Humans fail. Please share a time when you failed and what you did next to move forward.

I felt I fell short of the mark when I was working in the developing world. The hospital where I was had no intensive care unit, no ventilator, and there were two cases, both pediatrics, in which we did not have the means to keep the patients alive. It was beyond the capacity of the institution. I learned that I had to be very clear-sighted and not to promise what you can’t deliver.

Who was your most important mentor(s) and why?

I had marvelous mentors, two of the few female physicians at the University of Pennsylvania when I was a medical student. They were very pragmatic, very empathetic, and clear-eyed about the difficulties one would encounter, as well as the opportunities. They encouraged the women who were their students to be very careful as to how they devoted their time, in their professional lives and personal lives. One got married and had children, one did not, and they spoke frankly about the personal costs of their decisions.

What’s the most important lesson you’ve learned?

Make the decisions that are right for you as a person, not on the recommendations of people who are in authority and trying to validate their own place in the world.

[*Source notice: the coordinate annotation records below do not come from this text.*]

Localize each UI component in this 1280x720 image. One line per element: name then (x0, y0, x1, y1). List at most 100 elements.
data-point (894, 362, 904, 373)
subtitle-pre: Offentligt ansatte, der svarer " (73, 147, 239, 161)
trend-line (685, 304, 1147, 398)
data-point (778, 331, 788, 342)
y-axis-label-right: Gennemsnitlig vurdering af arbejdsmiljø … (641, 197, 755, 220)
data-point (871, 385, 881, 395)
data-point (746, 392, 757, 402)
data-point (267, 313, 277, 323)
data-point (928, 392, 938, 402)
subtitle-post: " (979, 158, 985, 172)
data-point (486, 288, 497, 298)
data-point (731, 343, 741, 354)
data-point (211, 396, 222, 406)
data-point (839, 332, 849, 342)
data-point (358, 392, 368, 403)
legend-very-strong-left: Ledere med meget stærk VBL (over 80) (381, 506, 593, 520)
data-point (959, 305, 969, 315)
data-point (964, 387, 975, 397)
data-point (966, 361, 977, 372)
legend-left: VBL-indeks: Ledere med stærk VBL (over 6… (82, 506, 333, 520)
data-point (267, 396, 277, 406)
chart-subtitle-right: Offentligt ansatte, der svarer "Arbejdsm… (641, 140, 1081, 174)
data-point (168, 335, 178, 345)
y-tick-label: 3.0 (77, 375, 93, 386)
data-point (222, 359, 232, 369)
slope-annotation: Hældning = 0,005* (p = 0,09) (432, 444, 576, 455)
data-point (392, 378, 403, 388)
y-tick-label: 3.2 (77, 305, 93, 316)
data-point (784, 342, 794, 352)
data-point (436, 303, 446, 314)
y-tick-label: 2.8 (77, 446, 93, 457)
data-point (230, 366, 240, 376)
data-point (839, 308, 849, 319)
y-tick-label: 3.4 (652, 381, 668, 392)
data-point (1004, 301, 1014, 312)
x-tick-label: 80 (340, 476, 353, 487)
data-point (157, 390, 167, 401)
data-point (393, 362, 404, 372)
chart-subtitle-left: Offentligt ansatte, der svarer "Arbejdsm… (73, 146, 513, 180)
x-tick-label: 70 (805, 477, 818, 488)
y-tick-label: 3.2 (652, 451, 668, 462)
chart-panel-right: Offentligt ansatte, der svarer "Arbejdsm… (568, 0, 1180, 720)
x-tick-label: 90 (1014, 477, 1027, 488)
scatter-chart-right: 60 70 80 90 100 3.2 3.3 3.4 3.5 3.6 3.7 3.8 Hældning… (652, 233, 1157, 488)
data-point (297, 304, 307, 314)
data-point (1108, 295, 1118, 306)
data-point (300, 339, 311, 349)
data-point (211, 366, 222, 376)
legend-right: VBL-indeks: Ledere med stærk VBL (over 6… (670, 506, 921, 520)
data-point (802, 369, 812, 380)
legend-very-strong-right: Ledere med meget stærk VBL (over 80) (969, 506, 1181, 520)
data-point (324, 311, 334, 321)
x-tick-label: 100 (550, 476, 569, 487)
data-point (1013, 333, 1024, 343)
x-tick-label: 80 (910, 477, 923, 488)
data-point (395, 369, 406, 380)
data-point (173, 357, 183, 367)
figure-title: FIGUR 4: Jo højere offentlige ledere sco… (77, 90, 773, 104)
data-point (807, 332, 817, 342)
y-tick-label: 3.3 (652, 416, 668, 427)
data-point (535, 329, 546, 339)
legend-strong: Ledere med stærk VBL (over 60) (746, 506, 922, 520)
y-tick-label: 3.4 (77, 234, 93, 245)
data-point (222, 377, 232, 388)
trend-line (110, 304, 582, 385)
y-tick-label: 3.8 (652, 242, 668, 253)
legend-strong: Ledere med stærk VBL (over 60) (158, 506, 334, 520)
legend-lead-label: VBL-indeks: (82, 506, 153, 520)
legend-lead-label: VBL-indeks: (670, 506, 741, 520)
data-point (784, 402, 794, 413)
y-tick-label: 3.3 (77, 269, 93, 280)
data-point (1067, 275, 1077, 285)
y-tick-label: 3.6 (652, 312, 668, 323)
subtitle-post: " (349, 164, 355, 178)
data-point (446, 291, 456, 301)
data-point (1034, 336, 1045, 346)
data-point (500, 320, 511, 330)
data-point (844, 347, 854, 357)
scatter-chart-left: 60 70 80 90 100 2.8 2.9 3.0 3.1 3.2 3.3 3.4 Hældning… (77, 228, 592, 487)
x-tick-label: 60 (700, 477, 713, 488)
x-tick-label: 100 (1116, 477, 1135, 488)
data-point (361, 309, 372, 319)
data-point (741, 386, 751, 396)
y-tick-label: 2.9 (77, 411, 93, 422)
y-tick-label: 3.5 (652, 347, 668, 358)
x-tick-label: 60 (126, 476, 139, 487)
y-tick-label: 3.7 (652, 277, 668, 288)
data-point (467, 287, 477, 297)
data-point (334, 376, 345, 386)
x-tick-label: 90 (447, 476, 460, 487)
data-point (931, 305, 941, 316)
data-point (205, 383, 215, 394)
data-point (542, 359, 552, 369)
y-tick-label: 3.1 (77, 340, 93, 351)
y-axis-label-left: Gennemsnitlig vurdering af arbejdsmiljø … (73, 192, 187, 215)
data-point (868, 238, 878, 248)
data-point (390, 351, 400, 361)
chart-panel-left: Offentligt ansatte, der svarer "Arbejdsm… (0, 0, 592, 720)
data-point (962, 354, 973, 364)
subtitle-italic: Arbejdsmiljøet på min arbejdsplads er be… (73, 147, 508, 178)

How do you define success and how do you measure up to your own definition?

My success, if I can call it that, is untraditional. I wanted to pursue another passion, photography. I couldn’t craft a part-time job out of my anesthesia practice, so I took a leap of faith and left it entirely to pursue photography. What I found was that I reached more people through photography than I ever could have in medicine working in the clinic or O.R. one patient at a time. I went back to Haiti and took portraits of people who had been treated at the hospital, which raised awareness for the hospital and the people of Haiti, as well as raising funds for its supporting foundation.

What do you see in store for the future of medicine and related fields?

It’s a question of trying to balance technology with compassion. There are many marvelous breakthroughs in medicine, thanks to technology and clinical trials, but they don’t apply in a blanket way to all of the maladies experienced by humans. Progress is, as always, uneven. In today’s digital world, the physician can be distanced from the patient by the computer; eye contact and the human touch are not high-tech, but their power endures and cannot be neglected. All of these tools are needed to treat the whole patient.

What advice would you give to the next generation of women in medicine and the medical sciences?

It’s increasingly important for women to reach levels of prominence in academia to provide more role models for women coming up through the ranks. There are many more women enrolled in medical school, yet their reach in academia and research is still relatively small. Women are needed to populate those upper echelons and reshape those models of success.

The Backstory on Dr. Baldeck

Dr. Baldeck received her BA from Vassar College where she was first in her class, Phi Beta Kappa, and her MD from the University of Pennsylvania Medical School, Alpha Omega Alpha. She was presented with the Janet Glasgow award for the top woman graduate at the University of Pennsylvania Medical School in 1979.

Previously, she held the position of Clinical Assistant Professor of Anesthesia at the University of Pennsylvania and allied hospitals (Pennsylvania Hospital, Presbyterian Hospital, and the Graduate Hospital of Philadelphia).